For the study of RNA isolation technical parameters, ten lumbar
puncture-harvested CSF samples were mixed and spun at 3000 × g for 5 min.
Aliquots of 200 μl supernatant from the mixed sample were used for each
RNA isolation procedure. Four replicates were evaluated for each method. Total
RNA was extracted and compared using commercially available kits: MagMAX™
mirVana™ Total RNA Isolation Kit (Thermo Fisher Scientific),
miRCURY™ RNA Isolation Kit–Biofluids (Exiqon), miRNeasy
Serum/Plasma Kit (QIAGEN), NucleoSpin miRNA Plasma (MACHEREYNAGEL),
PureLink™ RNA Mini Kit (Thermo Fisher Scientific), and TRIzol LS reagent
(Thermo Fisher Scientific). RNA isolations were carried out following
manufacturers’ instructions except for TRIzol LS reagent which was done
exactly as described previously [3 (link), 22 (link), 23 (link)]. RNA isolation experiments were performed with or without
nucleic acid carriers, glycogen, and bacteriophage MS2 RNA (both from Roche).
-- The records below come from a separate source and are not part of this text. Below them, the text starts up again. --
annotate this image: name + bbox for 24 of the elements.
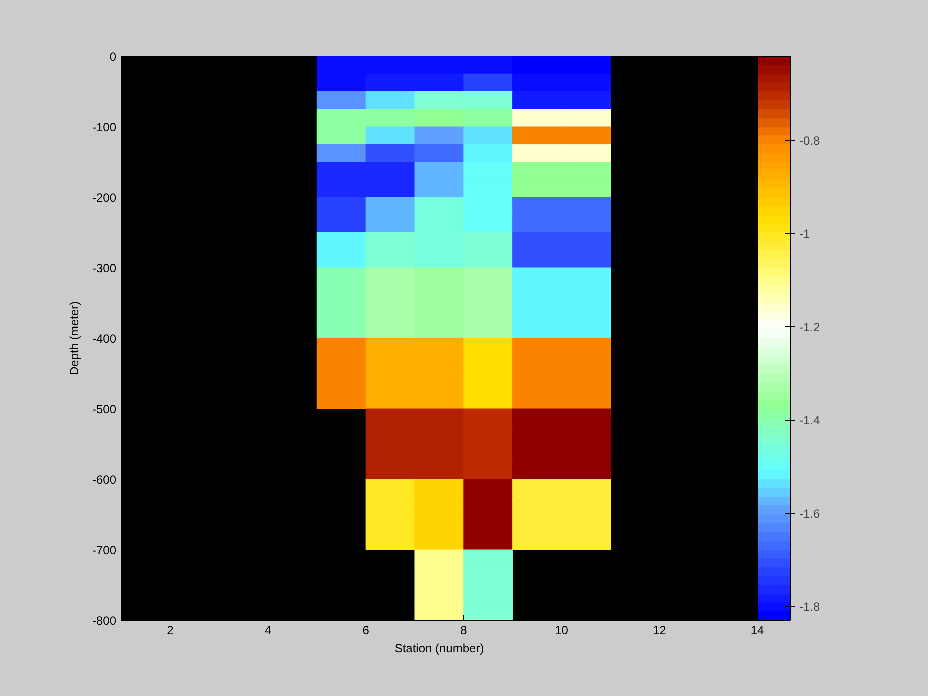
color-bar-label: -1.2	[800, 320, 821, 334]
color-bar-label: -1	[800, 227, 810, 242]
y-tick-label: -200	[92, 191, 117, 205]
color-bar-label: -1.6	[800, 506, 821, 521]
x-tick-label: 10	[555, 624, 569, 638]
color-bar-label: -0.8	[800, 134, 821, 148]
y-tick-label: -300	[92, 262, 117, 276]
x-tick-label: 4	[264, 624, 272, 638]
y-tick-label: -400	[92, 332, 117, 346]
y-tick-label: -700	[92, 544, 117, 558]
x-tick-label: 2	[167, 624, 174, 638]
y-tick-label: -600	[92, 473, 117, 487]
x-tick-label: 8	[460, 624, 468, 638]
x-tick-label: 14	[750, 624, 764, 638]
x-tick-label: 12	[652, 624, 667, 638]
y-axis-title: Depth (meter)	[67, 301, 82, 376]
y-tick-label: 0	[110, 50, 117, 64]
x-axis-title: Station (number)	[394, 642, 484, 656]
x-tick-label: 6	[362, 624, 370, 638]
y-tick-label: -800	[92, 614, 117, 628]
y-tick-label: -100	[92, 120, 117, 134]
y-tick-label: -500	[92, 402, 117, 416]
color-bar-label: -1.4	[800, 414, 821, 428]
color-bar-label: -1.8	[800, 600, 821, 614]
RNA was eluted or dissolved with 30 μl of nuclease-free water containing
RNAsin (0.5 U/μl, Promega). After a preliminary comparison by single-tube
TaqMan® miRNA assays (data not shown), three kits including
miRCURY™ RNA Isolation Kit–Biofluids, miRNeasy Serum/Plasma Kit,
and TRIzol LS reagent were selected for further assessments by miR-15/107
TaqMan® Low-Density Array (TLDA) analysis [24 (link)].